The water-bottle doll story is just one of a handful of chestnuts Streisand has tossed out over the years to describe her hardscrabble upbringing in the Bedford-Stuyvesant and Flatbush neighborhoods of Brooklyn: “Couches to me were, like, what rich people had,” she told Life magazine in one oft-quoted 1964 interview. In 1966, in Look magazine, she recalled: “I always wanted to be out of what I was in. Out of Brooklyn. I had to get out.”
Was the diva’s upbringing really as grim as she makes it sound? We’ll probably never know. But Streisand did “get out,” of course. In October, after a half-century spent performing anywhere but her native borough, Streisand returns to Brooklyn to perform at the Barclays Center, just blocks from where she was raised. Here, in honor of Streisand’s homecoming, is a tour of her old haunts — from the yeshiva where she sang her first concert to the Chinese restaurant where she first tasted moo shu pork.
There’s beauty in these streets, too, Barbra.
1. Jewish Hospital of Brooklyn 555 Prospect Place
Babs was born here! In their daughter’s birth announcement, on April 24, 1942, Emanuel and Diana Streisand took “much pleasure in announcing the rather expected and hoped-for arrival of Barbara Joan (a cute little trick even if they must say so, weighing 7 lbs. and 5 oz.),” so said the birth announcement her parents wrote. Note the second “a” in the first name: Streisand made the switch to “Barbra” when she was a teenager and had started to perform in Manhattan’s Greenwich Village. As a newborn, she stayed in the hospital 10 days. It has since closed, and the building has been converted to apartments.
2. Streisand’s First Home 457 Schenectady Ave.
This nondescript brick building is where Streisand lived as a baby with her parents and her older brother, Sheldon. Her father, an English teacher at the Brooklyn High School for Specialty Trades (now defunct), had moved the family here from a one-bedroom apartment 10 blocks west (at 163 Ocean Avenue), in anticipation of her grand entrance.
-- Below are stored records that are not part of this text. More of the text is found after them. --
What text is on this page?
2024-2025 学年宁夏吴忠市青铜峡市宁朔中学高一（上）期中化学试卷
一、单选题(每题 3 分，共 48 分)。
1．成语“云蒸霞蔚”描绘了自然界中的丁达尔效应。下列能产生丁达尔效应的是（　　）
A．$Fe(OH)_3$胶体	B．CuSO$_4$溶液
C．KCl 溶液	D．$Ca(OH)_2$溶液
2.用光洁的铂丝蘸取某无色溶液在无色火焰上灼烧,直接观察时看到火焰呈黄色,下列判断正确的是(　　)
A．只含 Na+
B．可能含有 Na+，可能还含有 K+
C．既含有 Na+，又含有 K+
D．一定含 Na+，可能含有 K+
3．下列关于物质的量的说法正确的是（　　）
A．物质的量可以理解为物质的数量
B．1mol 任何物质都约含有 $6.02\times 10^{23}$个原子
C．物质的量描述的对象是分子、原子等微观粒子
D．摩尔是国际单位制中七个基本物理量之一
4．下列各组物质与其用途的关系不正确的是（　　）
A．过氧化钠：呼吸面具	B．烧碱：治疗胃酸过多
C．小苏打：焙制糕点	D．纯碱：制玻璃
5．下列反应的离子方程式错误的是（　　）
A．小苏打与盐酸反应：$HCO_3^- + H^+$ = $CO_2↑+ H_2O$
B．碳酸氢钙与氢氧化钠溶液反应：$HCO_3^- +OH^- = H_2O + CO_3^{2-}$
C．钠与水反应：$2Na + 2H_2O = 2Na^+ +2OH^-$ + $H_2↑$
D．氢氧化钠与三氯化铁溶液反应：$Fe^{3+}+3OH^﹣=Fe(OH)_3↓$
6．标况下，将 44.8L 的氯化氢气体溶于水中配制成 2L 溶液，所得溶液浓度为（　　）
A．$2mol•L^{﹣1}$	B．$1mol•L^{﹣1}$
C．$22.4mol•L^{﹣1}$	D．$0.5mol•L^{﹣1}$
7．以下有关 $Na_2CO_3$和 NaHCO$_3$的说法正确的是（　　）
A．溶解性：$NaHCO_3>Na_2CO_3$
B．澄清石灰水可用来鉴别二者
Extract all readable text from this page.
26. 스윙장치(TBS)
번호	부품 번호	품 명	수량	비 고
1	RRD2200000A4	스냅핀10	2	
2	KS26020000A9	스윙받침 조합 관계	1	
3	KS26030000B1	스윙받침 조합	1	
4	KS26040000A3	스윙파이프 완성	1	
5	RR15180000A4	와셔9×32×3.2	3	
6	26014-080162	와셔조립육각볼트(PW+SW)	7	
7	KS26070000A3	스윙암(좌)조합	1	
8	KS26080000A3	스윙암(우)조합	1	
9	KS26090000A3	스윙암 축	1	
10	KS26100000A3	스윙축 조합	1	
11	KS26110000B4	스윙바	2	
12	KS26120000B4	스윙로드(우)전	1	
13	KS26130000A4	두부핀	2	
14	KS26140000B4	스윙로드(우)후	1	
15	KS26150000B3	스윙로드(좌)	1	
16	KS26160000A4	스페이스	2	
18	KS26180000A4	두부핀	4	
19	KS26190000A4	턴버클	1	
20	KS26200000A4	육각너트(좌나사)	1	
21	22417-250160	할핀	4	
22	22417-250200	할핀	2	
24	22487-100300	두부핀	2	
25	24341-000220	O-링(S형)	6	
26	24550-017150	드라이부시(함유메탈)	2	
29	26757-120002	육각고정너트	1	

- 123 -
Eager for extra income to support his growing family, he also taught at a yeshiva at 656 Willoughby Avenue in the afternoons. The family’s happiness didn’t last long, though. In June 1943, Emanuel Streisand took the family upstate to Camp Cascade in Highmount, N.Y., where he had a summer job as head counselor. On August 4, he died in the hospital there after a doctor injected morphine into his neck to treat an epileptic seizure.
3. Philip Arms 365 Pulaski St., 3rd floor
After her husband’s death, Streisand’s mother took her children back to Bedford-Stuyvesant, the neighborhood where she was raised, and moved into her parents’ one-bedroom apartment. This was the place that Streisand later complained lacked couches: She shared a bed with her mother in the living room, while her brother slept on a cot in the dining room. It was also here that she met Tobey Wander Borokow, a kindly Austrian-born neighbor who knitted her clothes for her water-bottle baby doll. Streisand, who has always said that she didn’t receive a lot of love from her mother, spent her days downstairs in Borokow’s apartment, glued to the 7-inch television.